Nur alleine gönnt sich Sonja unbeobachtete Momente eines Traurigseins, dessen Ursprung ihr unerklärlich und fremd ist. Als sie von ihrer älteren Schwester Verena (Ursula Strauss) erfährt, dass der Vater (Peter Simonischek) an Herzproblemen leidet, macht sie sich in die lange ignorierte Heimat auf, um nach der Familie zu sehen. Verena lebt mit Mann und Kind im Haus des Vaters. Seit dem Tod der Mutter kümmert sie sich um den alten Herrn und das elterliche Gasthaus. Das heimische Alpenidyll hat sie nie verlassen. Nur in den Armen des wortkargen Landarztes (Sebastian Koch) entflieht sie ihrem von Verantwortung und Zuständigkeit geprägtem Sein. Die Lebensentwürfe der Schwestern könnten unterschiedlicher kaum sein. Während ein trister November den goldenen Oktober ablöst, reißen bei der Familienzusammenkunft alte Wunden wieder auf - so sicher, wie die eben noch gülden schimmernden Blätter im Herbst fallen müssen.

Eben diese Familie, diese kleine Lebensgemeinschaft, die die menschliche Existenz bestimmt, steht im Zentrum von Götz Spielmanns "Oktober November". Der österreichische Regisseur entspinnt in dem Heimatdorf der Familie ein leises und doch ungemein wuchtiges Psychogramm seiner Protagonisten, indem er deren Konflikte zwar auf kleiner Flamme, aber doch stetig weiter hochkochen lässt. Bald werden aus stummen, unterdrückten Vorwürfen laute. Die Kränkungen sitzen so tief, dass sie dem Gegenüber entgegen geschrien werden müssen, wenn sie zum Vorschein kommen.

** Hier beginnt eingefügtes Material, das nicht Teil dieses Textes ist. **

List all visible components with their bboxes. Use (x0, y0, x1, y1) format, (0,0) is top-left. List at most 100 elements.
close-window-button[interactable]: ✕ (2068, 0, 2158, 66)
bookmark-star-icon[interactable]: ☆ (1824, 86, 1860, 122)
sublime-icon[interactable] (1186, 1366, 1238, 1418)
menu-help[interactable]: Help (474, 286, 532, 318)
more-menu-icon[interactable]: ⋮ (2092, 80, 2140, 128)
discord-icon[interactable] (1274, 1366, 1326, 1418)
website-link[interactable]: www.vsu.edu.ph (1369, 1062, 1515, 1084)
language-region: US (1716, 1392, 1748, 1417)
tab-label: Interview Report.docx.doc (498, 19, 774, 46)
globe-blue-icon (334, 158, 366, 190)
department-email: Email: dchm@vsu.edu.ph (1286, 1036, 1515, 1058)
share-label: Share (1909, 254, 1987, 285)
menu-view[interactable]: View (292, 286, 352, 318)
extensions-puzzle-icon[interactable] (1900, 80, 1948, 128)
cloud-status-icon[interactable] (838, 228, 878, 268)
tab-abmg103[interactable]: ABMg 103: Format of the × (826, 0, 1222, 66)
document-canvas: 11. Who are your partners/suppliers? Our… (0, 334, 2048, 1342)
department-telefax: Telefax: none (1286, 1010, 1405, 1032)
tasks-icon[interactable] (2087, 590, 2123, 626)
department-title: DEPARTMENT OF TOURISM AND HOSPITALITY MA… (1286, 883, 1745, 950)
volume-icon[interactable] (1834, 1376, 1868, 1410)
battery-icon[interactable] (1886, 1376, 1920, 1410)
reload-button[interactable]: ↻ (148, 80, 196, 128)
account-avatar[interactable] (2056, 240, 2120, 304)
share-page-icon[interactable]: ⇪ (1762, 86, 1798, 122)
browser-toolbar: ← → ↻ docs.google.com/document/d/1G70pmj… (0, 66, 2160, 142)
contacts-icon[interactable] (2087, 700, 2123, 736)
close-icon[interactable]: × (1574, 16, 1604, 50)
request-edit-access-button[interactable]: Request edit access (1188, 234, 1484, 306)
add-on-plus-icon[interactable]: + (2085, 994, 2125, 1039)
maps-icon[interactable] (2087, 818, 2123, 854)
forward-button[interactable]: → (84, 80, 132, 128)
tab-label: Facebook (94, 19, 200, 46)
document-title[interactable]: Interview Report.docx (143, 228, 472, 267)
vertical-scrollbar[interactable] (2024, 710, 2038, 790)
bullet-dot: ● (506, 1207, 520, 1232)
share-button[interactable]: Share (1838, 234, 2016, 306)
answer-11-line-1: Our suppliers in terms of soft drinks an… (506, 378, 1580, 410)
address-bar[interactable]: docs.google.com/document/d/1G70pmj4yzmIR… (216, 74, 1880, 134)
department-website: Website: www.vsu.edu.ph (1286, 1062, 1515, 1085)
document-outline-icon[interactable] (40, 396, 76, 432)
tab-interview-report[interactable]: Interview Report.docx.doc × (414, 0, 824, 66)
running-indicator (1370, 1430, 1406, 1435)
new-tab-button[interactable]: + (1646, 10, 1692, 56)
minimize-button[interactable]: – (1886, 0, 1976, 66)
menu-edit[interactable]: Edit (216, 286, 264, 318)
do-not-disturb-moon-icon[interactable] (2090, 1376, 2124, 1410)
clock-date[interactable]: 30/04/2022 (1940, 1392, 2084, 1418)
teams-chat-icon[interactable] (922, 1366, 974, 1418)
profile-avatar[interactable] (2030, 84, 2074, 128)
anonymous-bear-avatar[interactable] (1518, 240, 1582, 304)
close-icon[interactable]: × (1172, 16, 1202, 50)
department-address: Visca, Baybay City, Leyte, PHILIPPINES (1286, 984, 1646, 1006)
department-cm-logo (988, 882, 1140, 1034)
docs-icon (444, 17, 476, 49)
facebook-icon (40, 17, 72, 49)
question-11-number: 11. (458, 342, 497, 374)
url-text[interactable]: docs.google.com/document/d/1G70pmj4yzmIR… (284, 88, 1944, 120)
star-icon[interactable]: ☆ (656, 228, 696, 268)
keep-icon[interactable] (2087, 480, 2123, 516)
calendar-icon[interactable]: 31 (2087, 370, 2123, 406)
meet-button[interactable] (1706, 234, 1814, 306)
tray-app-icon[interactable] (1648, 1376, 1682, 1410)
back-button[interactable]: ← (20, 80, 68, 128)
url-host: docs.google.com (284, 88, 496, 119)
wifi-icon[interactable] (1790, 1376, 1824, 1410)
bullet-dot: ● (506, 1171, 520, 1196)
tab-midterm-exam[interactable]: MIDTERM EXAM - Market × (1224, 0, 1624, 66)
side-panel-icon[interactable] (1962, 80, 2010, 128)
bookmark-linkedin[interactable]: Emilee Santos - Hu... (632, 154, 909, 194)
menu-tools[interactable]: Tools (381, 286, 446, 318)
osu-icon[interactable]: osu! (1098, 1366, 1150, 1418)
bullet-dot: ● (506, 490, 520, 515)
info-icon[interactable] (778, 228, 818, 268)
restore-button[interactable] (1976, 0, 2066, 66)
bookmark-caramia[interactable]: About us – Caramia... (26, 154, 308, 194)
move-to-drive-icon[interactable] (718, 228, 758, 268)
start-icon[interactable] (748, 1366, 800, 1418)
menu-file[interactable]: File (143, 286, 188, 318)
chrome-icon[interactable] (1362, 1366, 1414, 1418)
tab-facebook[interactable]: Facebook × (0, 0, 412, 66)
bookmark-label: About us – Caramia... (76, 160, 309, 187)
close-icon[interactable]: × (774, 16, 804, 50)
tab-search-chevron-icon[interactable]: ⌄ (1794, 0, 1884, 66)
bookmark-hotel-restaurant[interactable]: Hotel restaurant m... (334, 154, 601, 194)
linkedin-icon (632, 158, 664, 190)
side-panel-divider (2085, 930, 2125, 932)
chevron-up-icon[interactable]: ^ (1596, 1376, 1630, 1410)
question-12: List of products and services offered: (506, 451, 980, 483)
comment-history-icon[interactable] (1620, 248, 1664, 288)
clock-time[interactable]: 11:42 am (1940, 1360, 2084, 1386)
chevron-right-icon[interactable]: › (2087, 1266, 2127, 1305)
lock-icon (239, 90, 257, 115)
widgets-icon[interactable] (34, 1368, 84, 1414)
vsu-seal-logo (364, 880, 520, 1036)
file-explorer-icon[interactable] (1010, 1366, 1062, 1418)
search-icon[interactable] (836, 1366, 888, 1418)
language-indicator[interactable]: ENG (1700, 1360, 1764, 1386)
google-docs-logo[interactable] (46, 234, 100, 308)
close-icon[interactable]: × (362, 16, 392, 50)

Als treibende Kraft dieser Entfesselung tut sich ausgerechnet der Vater hervor, der seine Krankheit nutzt, um die alten Muster des herrischen Patriarchen abzulegen, als der er dominant seiner Familie vorstand. Während sich die Schwestern um ihn kümmern, müssen sie näher aneinander rücken und sich der anderen stellen. Nur so haben die beiden eine Chance, sich selbst zu akzeptieren und vielleicht sogar die Hindernisse zu überwinden, die ihrem Glück im Weg stehen.